Letter of the Day | Hurricane Melissa exposed failure on land access and rural roads
THE EDITOR, Madam:
Hurricane Melissa has has torn the veil from a national failure that stretches back to Independence on August 6, 1962. Successive governments have failed to address two long-standing injustices: secure access to land and reliable rural roads.
Westmoreland is the parish where movable wooden board houses – built on blocks and designed to be shifted from one plot to another – remain common. This tradition emerged as a direct response to post-Emancipation realities. Freed slaves who were denied secure land tenure created an ingenious survival strategy: “If I cannot own the land, at least I own my house – and I can move it.” These homes were symbols of dignity and defence against eviction, rooted in Afro-Caribbean innovation.
Yet the persistence of this practice into the 21st century indicts our failure. It means that the injustice of land insecurity, which should have been corrected long before or certainly after 1962, remains unresolved. Hurricane Melissa merely exploited the vulnerability that history created and the State neglected.
The same is true of the motorcycle taxi culture in deep-rural Westmoreland. Bikes became the primary transport system not by choice but by necessity – because the roads are cratered, narrow, unpaved, or impassable for generations. Again, ordinary citizens innovated; again, the State lagged.

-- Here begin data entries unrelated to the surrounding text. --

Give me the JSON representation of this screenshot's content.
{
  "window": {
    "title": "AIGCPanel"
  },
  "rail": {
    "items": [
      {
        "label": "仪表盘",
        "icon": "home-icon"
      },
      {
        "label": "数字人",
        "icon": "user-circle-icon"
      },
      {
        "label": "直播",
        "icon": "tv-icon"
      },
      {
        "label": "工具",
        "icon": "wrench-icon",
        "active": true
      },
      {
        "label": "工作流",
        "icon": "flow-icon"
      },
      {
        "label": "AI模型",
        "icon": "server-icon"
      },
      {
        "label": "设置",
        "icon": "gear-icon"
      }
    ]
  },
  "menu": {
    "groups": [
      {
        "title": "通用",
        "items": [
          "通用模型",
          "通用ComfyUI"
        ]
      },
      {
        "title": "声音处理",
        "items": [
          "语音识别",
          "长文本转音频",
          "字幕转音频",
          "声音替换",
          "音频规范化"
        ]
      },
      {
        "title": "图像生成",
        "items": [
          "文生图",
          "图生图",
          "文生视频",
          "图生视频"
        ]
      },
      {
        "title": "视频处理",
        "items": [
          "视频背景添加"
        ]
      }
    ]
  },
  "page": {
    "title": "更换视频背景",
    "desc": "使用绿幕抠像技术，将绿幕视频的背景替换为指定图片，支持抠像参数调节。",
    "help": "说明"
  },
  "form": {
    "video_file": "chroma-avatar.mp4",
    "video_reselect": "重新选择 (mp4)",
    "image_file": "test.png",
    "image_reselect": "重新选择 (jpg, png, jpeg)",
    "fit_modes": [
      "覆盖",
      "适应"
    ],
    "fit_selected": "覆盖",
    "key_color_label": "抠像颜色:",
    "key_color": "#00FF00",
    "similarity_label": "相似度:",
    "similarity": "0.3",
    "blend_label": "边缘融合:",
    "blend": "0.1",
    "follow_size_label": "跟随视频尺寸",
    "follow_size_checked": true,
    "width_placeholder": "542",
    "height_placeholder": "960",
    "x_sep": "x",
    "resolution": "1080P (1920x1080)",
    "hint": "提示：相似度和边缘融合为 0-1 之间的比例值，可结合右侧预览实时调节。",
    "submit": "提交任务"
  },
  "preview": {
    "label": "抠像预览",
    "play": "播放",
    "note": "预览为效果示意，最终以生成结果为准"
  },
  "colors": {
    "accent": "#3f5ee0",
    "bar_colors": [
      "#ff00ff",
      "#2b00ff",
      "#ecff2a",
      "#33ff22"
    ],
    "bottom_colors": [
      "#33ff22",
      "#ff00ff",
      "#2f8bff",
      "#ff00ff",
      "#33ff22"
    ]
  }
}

It is no longer acceptable for these matters to be treated as local inconveniences. The elected members of parliament for Westmoreland — and neighbouring western parishes – must collectively bring these issues before the Parliament with urgency. As lawmakers, they must table motions, demand debates, propose amendments to the land titling and road maintenance frameworks, and insist on a structured, funded, national intervention. Their duty is not merely to console constituents after disaster, but to legislate proactively for justice, equity, and resilience.
Westmoreland does not need pity. It needs engineered roads, not patchwork fixes. It needs a development plan that honours the creativity of its people rather than leaving them to fend for themselves, and a development policy worthy of a modern independent nation.
Hurricane Melissa did not create these problems, it revealed them. And our lawmakers must no longer look away.
Until Jamaica confronts the legacy of land insecurity and neglected infrastructure, we will forever live in a country where house and transport “tek foot” and move – following work, leases, disaster, and hope.